DNC donors beware.
The fundraising committee for the Democratic National Convention has not yet received its tax-exempt designation by the Internal Revenue Service. That means that donors, both individuals and corporations, who were counting on deducting their contributions from their taxes could be in for a costly gift.
Philadelphia 2016 Host Committee, which is charged with raising $60 million for the convention to be held next month at the Wells Fargo Center, has not yet received its 501(c)3 federal tax-exempt designations from the Internal Revenue Service. The host committee applied for its tax-exempt charity status more than a year ago.
In March, a committee spokeswoman said the tax-exempt application had been put on hold because of "technical questions." On Thursday, an IRS agent confirmed that the host committee has not been offered a formal determination for tax-exempt status. The committee's application is still pending.
If the host committee ultimately gets its tax-exempt status, the designation is retroactive to when the committee applied in May 2015. If the organization does not receive an exemption, the contributions received will not be tax-deductible, according to the IRS.
"They are aware that we don't have a determination yet," Adams-Sarthou said. "But so far, they have been receptive and we are still able to bring money in."
The host committee has refused to disclose its donors or exact amount it has raised, despite an order from the state Office of Open Records for the release of its quarterly fundraising reports.
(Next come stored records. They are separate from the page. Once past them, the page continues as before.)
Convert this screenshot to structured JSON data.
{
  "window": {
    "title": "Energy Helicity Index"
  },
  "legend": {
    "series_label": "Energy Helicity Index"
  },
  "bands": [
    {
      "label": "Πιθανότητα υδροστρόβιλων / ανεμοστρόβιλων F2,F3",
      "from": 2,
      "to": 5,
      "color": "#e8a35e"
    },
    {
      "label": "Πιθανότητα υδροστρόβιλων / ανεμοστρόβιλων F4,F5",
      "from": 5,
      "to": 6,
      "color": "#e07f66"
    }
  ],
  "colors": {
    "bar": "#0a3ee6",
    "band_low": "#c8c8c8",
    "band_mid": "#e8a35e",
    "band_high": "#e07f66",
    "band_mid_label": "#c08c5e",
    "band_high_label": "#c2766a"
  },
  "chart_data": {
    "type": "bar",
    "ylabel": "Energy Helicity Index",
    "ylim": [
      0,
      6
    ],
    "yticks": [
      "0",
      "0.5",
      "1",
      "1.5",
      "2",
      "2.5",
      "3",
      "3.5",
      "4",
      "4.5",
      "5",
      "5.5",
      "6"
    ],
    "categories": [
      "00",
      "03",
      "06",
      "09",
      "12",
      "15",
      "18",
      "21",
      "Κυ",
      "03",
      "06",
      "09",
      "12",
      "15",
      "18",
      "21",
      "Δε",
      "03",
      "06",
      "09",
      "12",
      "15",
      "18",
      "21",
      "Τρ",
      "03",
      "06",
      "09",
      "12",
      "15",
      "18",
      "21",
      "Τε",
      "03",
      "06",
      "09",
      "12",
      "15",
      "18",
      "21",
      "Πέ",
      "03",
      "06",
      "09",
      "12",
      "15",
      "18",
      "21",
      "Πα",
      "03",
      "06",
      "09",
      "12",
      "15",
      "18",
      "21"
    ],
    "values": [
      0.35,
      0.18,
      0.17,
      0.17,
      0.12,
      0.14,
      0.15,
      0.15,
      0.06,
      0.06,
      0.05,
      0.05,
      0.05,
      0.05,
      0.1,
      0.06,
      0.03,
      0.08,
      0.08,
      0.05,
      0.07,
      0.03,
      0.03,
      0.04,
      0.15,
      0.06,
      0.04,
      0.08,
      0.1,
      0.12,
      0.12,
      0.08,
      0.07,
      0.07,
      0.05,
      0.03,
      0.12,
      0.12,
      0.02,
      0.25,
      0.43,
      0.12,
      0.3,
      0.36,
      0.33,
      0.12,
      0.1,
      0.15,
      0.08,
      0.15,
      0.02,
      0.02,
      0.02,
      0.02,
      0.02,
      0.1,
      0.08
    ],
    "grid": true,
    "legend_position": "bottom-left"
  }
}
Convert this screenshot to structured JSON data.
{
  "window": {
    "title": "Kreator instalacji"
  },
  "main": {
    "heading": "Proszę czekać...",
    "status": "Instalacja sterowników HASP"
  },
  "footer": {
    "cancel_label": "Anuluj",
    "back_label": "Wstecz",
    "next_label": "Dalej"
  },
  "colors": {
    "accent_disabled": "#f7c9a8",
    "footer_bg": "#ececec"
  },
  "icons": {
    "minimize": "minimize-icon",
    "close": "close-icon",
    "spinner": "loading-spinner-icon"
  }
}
Sarthou-Adams said the committee is counting on $10 million to come from the state and after that, $4 million would remain to be raised before the big event July 25-28.
The Cleveland 2016 Host Committee for the Republican National Convention received its 501(c)3 status in August 2014.
"We are still waiting to hear from the IRS on specifics. Quite frankly, I don't know what's taking so long," Adams-Sarthou said. She declined to specify what the IRS initially flagged in its application.